Do u guys need a gaming glossary before I get all high-horse or u cool with urban dictionary, brah?
*And you Lineage 2/EQ folks can kindly shut right the fuck up, I can hear you giggling. I know, you had to camp shit that respawned maybe once a week and in the meantime great magma typhoons would come sweeping across the plains and skeletons would emerge from the cavernous depths of Mordor to drag you to damnation and opposing players would come rickroll you because open world pvp is real like that yo. And you had to do a calculus problem before loot would drop, what the fuck ever man, ok.
**In Real Life. Jesus.
*** Walk past a bear's cub. Watch mom come bounding towards you with murder in her furry heart-that's aggro. SIDENOTE: I played an MMO long ago that has a pretty distinctive pinging sound when you caught aggro from a mob and you'd have to turn around and Get it to Fucking Gether before whatever it was facesmashed you. This ping has turned out to be a ringtone for a certain cell phone provider and I still jump like the dickens whenever I hear it. Aggro is srs bsns.

6 comments:
as a starter, I have no idea what MMO means. I could look it up, but since you offer to give us a dictionary ...
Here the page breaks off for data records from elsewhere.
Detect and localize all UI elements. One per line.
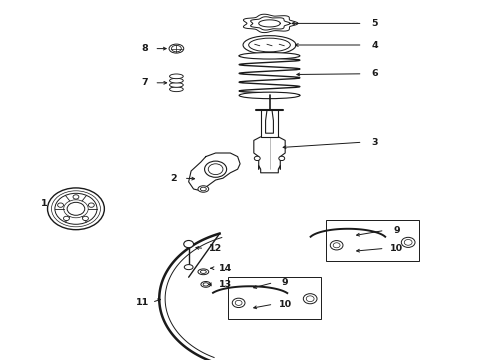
Circle shape bbox=[67, 202, 85, 215]
Text: 9: 9 bbox=[282, 278, 289, 287]
Text: 1: 1 bbox=[41, 199, 48, 208]
Ellipse shape bbox=[172, 45, 181, 52]
Text: 12: 12 bbox=[209, 244, 222, 253]
Ellipse shape bbox=[198, 269, 209, 275]
Text: 8: 8 bbox=[141, 44, 148, 53]
Circle shape bbox=[64, 216, 70, 221]
Ellipse shape bbox=[249, 38, 290, 52]
Circle shape bbox=[306, 296, 314, 302]
Ellipse shape bbox=[205, 161, 226, 177]
Ellipse shape bbox=[239, 53, 300, 59]
Circle shape bbox=[73, 195, 79, 199]
Bar bbox=[228, 277, 321, 319]
Circle shape bbox=[55, 193, 97, 224]
Circle shape bbox=[401, 237, 415, 247]
Circle shape bbox=[333, 243, 340, 248]
Ellipse shape bbox=[170, 78, 183, 83]
Text: 7: 7 bbox=[141, 78, 148, 87]
Ellipse shape bbox=[239, 92, 300, 99]
Ellipse shape bbox=[200, 187, 206, 191]
Ellipse shape bbox=[170, 83, 183, 87]
Text: 10: 10 bbox=[279, 300, 292, 309]
Ellipse shape bbox=[170, 87, 183, 91]
Text: 10: 10 bbox=[391, 244, 403, 253]
Polygon shape bbox=[189, 153, 240, 191]
Text: 14: 14 bbox=[219, 264, 232, 273]
Ellipse shape bbox=[254, 156, 260, 161]
Circle shape bbox=[330, 240, 343, 250]
Ellipse shape bbox=[184, 265, 193, 270]
Text: 2: 2 bbox=[171, 174, 177, 183]
Ellipse shape bbox=[198, 186, 209, 192]
Text: 5: 5 bbox=[371, 19, 378, 28]
Ellipse shape bbox=[200, 270, 206, 274]
Circle shape bbox=[404, 239, 412, 245]
Circle shape bbox=[303, 294, 317, 304]
Ellipse shape bbox=[243, 36, 296, 54]
Circle shape bbox=[88, 203, 94, 207]
Circle shape bbox=[82, 216, 88, 221]
Circle shape bbox=[232, 298, 245, 307]
Ellipse shape bbox=[279, 156, 285, 161]
Bar bbox=[326, 220, 419, 261]
Circle shape bbox=[48, 188, 104, 230]
Circle shape bbox=[58, 203, 64, 207]
Ellipse shape bbox=[203, 283, 209, 286]
Ellipse shape bbox=[170, 74, 183, 79]
Circle shape bbox=[184, 240, 194, 248]
Text: 9: 9 bbox=[393, 226, 400, 235]
Text: 11: 11 bbox=[135, 298, 149, 307]
Circle shape bbox=[235, 300, 242, 305]
Ellipse shape bbox=[169, 44, 184, 53]
Text: 3: 3 bbox=[371, 138, 378, 147]
Text: 6: 6 bbox=[371, 69, 378, 78]
Ellipse shape bbox=[201, 282, 211, 287]
Text: 4: 4 bbox=[371, 41, 378, 50]
Ellipse shape bbox=[208, 164, 223, 175]
Text: 13: 13 bbox=[219, 280, 232, 289]
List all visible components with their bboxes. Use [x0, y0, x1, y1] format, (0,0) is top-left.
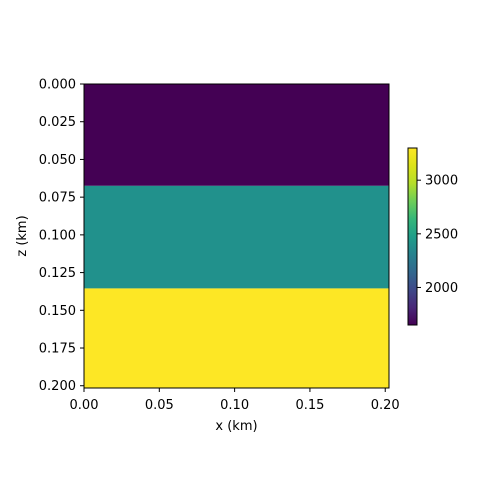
x-tick-label: 0.00: [70, 398, 99, 413]
y-axis-label: z (km): [15, 215, 30, 256]
plot-frame: [83, 83, 390, 389]
y-tick-label: 0.100: [39, 228, 76, 243]
y-axis: 0.000 0.025 0.050 0.075 0.100 0.125 0.150 0.175…: [39, 78, 84, 394]
layer-3: [84, 288, 389, 388]
y-tick-label: 0.000: [39, 78, 76, 93]
colorbar-ticks: 2000 2500 3000: [417, 174, 458, 296]
colorbar: 2000 2500 3000: [407, 147, 458, 326]
y-tick-label: 0.025: [39, 115, 76, 130]
x-tick-label: 0.05: [145, 398, 174, 413]
y-tick-label: 0.200: [39, 379, 76, 394]
colorbar-tick-label: 3000: [425, 174, 458, 189]
x-tick-label: 0.20: [371, 398, 400, 413]
y-tick-label: 0.125: [39, 266, 76, 281]
x-tick-label: 0.10: [220, 398, 249, 413]
x-tick-label: 0.15: [295, 398, 324, 413]
layer-2: [84, 185, 389, 289]
y-tick-label: 0.175: [39, 342, 76, 357]
y-tick-label: 0.075: [39, 191, 76, 206]
y-tick-label: 0.050: [39, 153, 76, 168]
layer-1: [84, 84, 389, 186]
colorbar-tick-label: 2000: [425, 281, 458, 296]
heatmap-layers: [84, 84, 389, 388]
colorbar-tick-label: 2500: [425, 227, 458, 242]
colorbar-gradient: [408, 148, 417, 325]
y-tick-label: 0.150: [39, 304, 76, 319]
colorbar-frame: [407, 147, 418, 326]
x-axis-label: x (km): [215, 419, 257, 434]
x-axis: 0.00 0.05 0.10 0.15 0.20: [70, 388, 400, 413]
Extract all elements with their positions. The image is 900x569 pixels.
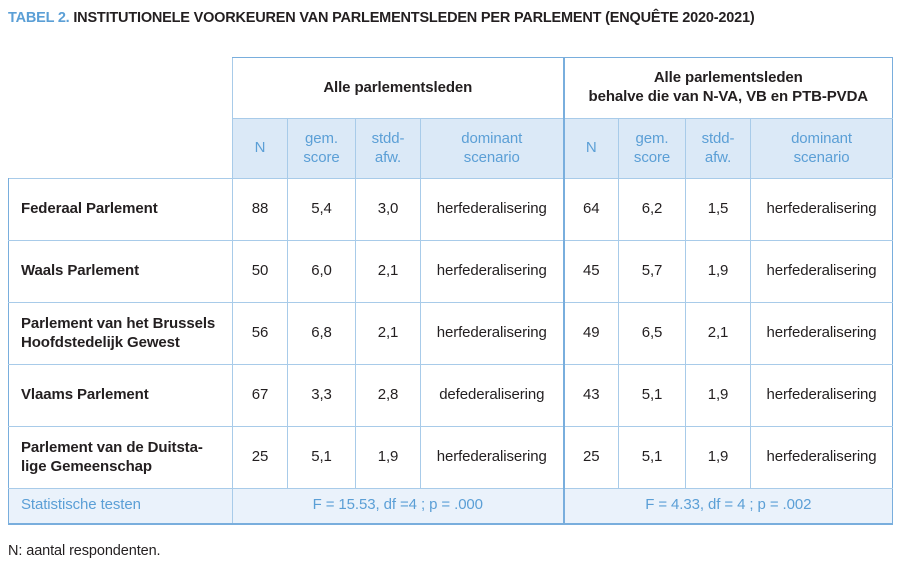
cell-scenario: defederalisering	[419, 364, 565, 427]
cell-scenario: herfederalisering	[750, 178, 894, 241]
cell-n: 25	[562, 426, 620, 489]
table-row-duitstalige: Parlement van de Duitsta- lige Gemeensch…	[8, 426, 894, 489]
cell-scenario: herfederalisering	[750, 240, 894, 303]
cell-mean: 6,2	[618, 178, 687, 241]
cell-n: 56	[232, 302, 288, 365]
subheader-scenario: dominant scenario	[750, 118, 894, 179]
row-label: Parlement van de Duitsta- lige Gemeensch…	[8, 426, 233, 489]
row-label: Waals Parlement	[8, 240, 233, 303]
cell-mean: 5,1	[618, 364, 687, 427]
subheader-mean: gem. score	[618, 118, 687, 179]
cell-scenario: herfederalisering	[750, 364, 894, 427]
cell-n: 25	[232, 426, 288, 489]
cell-mean: 6,5	[618, 302, 687, 365]
table-row-brussels: Parlement van het Brussels Hoofdstedelij…	[8, 302, 894, 365]
cell-sd: 2,1	[355, 302, 421, 365]
table-number: TABEL 2.	[8, 10, 70, 26]
subheader-sd: stdd- afw.	[355, 118, 421, 179]
cell-scenario: herfederalisering	[419, 302, 565, 365]
table-row-vlaams: Vlaams Parlement 67 3,3 2,8 defederalise…	[8, 364, 894, 427]
cell-n: 43	[562, 364, 620, 427]
cell-mean: 5,4	[287, 178, 356, 241]
row-label: Federaal Parlement	[8, 178, 233, 241]
cell-sd: 3,0	[355, 178, 421, 241]
stats-row: Statistische testen F = 15.53, df =4 ; p…	[8, 488, 894, 525]
cell-n: 88	[232, 178, 288, 241]
cell-n: 67	[232, 364, 288, 427]
blank-corner	[8, 118, 233, 179]
subheader-sd: stdd- afw.	[685, 118, 752, 179]
cell-n: 45	[562, 240, 620, 303]
cell-sd: 2,1	[685, 302, 752, 365]
subheader-mean: gem. score	[287, 118, 356, 179]
row-label: Vlaams Parlement	[8, 364, 233, 427]
table-title-text: INSTITUTIONELE VOORKEUREN VAN PARLEMENTS…	[69, 10, 755, 26]
table-row-federaal: Federaal Parlement 88 5,4 3,0 herfederal…	[8, 178, 894, 241]
cell-sd: 2,1	[355, 240, 421, 303]
preferences-table: Alle parlementsleden Alle parlementslede…	[8, 57, 894, 525]
subheader-n: N	[562, 118, 620, 179]
stats-value-excl: F = 4.33, df = 4 ; p = .002	[562, 488, 894, 525]
column-group-excl: Alle parlementsleden behalve die van N-V…	[562, 57, 894, 119]
cell-sd: 1,5	[685, 178, 752, 241]
row-label: Parlement van het Brussels Hoofdstedelij…	[8, 302, 233, 365]
cell-mean: 5,1	[287, 426, 356, 489]
blank-corner	[8, 57, 233, 119]
subheader-n: N	[232, 118, 288, 179]
cell-scenario: herfederalisering	[419, 426, 565, 489]
cell-scenario: herfederalisering	[750, 302, 894, 365]
cell-scenario: herfederalisering	[750, 426, 894, 489]
cell-mean: 6,0	[287, 240, 356, 303]
cell-mean: 5,7	[618, 240, 687, 303]
cell-scenario: herfederalisering	[419, 178, 565, 241]
cell-mean: 5,1	[618, 426, 687, 489]
footnote: N: aantal respondenten.	[8, 543, 161, 559]
cell-sd: 1,9	[355, 426, 421, 489]
cell-sd: 1,9	[685, 364, 752, 427]
cell-sd: 2,8	[355, 364, 421, 427]
stats-label: Statistische testen	[8, 488, 233, 525]
cell-mean: 6,8	[287, 302, 356, 365]
subheader-row: N gem. score stdd- afw. dominant scenari…	[8, 118, 894, 179]
cell-sd: 1,9	[685, 240, 752, 303]
cell-n: 64	[562, 178, 620, 241]
table-row-waals: Waals Parlement 50 6,0 2,1 herfederalise…	[8, 240, 894, 303]
table-title: TABEL 2. INSTITUTIONELE VOORKEUREN VAN P…	[8, 10, 888, 26]
cell-sd: 1,9	[685, 426, 752, 489]
column-group-all: Alle parlementsleden	[231, 57, 565, 119]
stats-value-all: F = 15.53, df =4 ; p = .000	[231, 488, 565, 525]
cell-mean: 3,3	[287, 364, 356, 427]
cell-n: 49	[562, 302, 620, 365]
cell-n: 50	[232, 240, 288, 303]
cell-scenario: herfederalisering	[419, 240, 565, 303]
column-group-row: Alle parlementsleden Alle parlementslede…	[8, 57, 894, 119]
subheader-scenario: dominant scenario	[419, 118, 565, 179]
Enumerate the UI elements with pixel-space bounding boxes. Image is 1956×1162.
Yeah, a dictionary might help (although for some reason I do know what MMO means!)
Great post! I'm looking forward to the rest of the series
My hub and elder offspring are avid WoW players, so alas, I must admit that against my will I have had to learn a few of the acronyms. Looking fwd to your posts on how gaming is good for scientists in the making! Maybe it will ease my paranoia that WoW will turn my son's brain into mush before he even hits puberty...
I am totally going to need a glossary up in here.
@Nina: It's up. It's a wall o' text so I suggest just looking when you want a specific word.
@Cath: At least someone is faking some enthusiasm, w00t.
@GMP: I mean, I have my own predjudices against WoW, but MMOs in general will not turn your brain to mush. We actually have excellent quick decision making/reflex skills due to our time hunched over our keyboards. Srsly!
@Microbiologist: A glossary has been up in here'd
NPR's On the Media features a heated discussion about gamers and the various skills they acquire this week. Personally, I never got further than original Nintendo-- my sister and I practically had a swordfight with my mom just to secure that much-- but it wouldn't surprise me in the least to learn that many brilliant and successful people are hard-core gamers. And I always appreciated the imagination that went into video games.